At the time, Harry hadn't really been thinking about the implications of the second task. He had been cold, soaked, and tired, his lungs still aching from his near-drowning experience.

But now, as he lay awake in his four-poster bed, the sounds of snoring from the four occupants heard across the dorm room, he could finally think back of the events of the day, and wonder….

Why had Ron been chosen as his most cherished?

Don't get him wrong, Ron was his best mate, but considering who had been chosen for the other champions, Ron being his choice seemed weird to say the least.

Viktor's chosen had been Hermione, his date to the Yule Ball, and Cedric's had been Cho, his girlfriend. Both of their respective romantic partners.

Harry supposed that Fleur's chosen had been her younger sister, Gabrielle, so it could be argued that Ron had been chosen because he was like a brother to Harry.
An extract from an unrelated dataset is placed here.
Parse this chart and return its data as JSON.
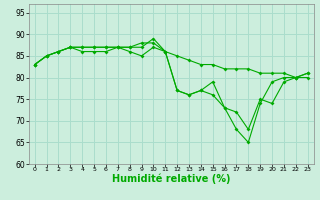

But then, wasn't it Hermione that was like a sister to him?

Always nagging, getting him to do this homework, but loyal, brave to a fault, and caring. Harry associated her with that of a sisterly position, the way he would imagine an older sister would act towards him, had he ever had one.

But Ron, Ron was a different story altogether.
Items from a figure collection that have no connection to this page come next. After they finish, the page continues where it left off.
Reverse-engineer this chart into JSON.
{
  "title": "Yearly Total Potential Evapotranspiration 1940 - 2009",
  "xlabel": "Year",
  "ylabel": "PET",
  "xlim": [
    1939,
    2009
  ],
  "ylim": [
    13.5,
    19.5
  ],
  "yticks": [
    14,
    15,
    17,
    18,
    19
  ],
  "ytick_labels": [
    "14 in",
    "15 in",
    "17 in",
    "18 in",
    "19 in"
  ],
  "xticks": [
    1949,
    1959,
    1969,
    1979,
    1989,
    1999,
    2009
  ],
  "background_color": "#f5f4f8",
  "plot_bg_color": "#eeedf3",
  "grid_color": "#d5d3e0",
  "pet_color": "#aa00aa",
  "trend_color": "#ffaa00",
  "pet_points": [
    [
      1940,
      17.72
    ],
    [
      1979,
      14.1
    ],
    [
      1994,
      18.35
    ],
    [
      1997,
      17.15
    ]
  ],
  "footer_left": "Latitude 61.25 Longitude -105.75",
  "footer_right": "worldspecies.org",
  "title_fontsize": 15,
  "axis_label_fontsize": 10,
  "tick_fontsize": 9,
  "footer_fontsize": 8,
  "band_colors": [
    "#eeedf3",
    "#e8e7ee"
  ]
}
Harry thought of the Weasley family as the family he never had, almost like his adopted one. It made sense that Harry should think of Ron as his brother, but that was the problem, wasn't it? He didn't.
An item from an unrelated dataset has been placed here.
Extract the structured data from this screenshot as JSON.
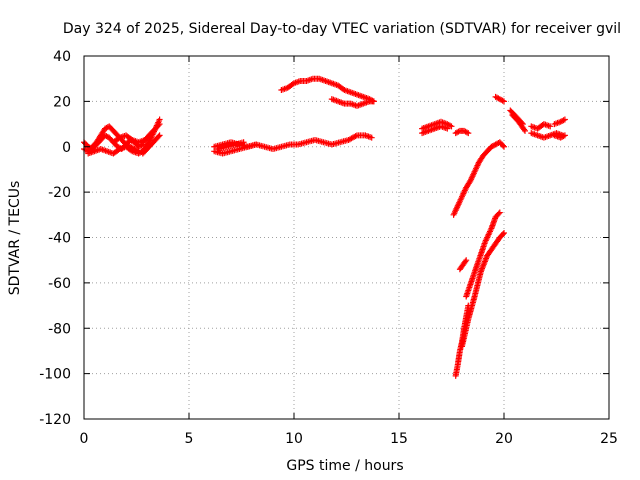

Brothers didn't feel a fluttering sensation in the pit of their stomach when seeing the other, brothers didn't blush when the tips of their fingers grazed one another in narrow hallways, and brothers certainly didn't dream of kissing the other senseless when they gave them that lovely, blinding smile.

Harry could count Ron's freckles from his face to the tips of his feet, and had memorised the different tones and inflections of his baritone voice. Gods, this wasn't healthy.

He could feel tears coming to the pits of his eyes, and he rubbed them away.

He turned to face the closed curtains of Ron's own four-poster bed, and let the sight calm him some. Even the knowledge of Ron's presence, his mere proximity, helped ease his nerves, and Harry found himself drifting again.

With dreams of rippling water, billowing seaweed, and a frozen, statuesque Ron, Harry resigned himself to sweet sleep, and resolved to talk to Ron the next day about his troubling thoughts: however badly his choice might turn out.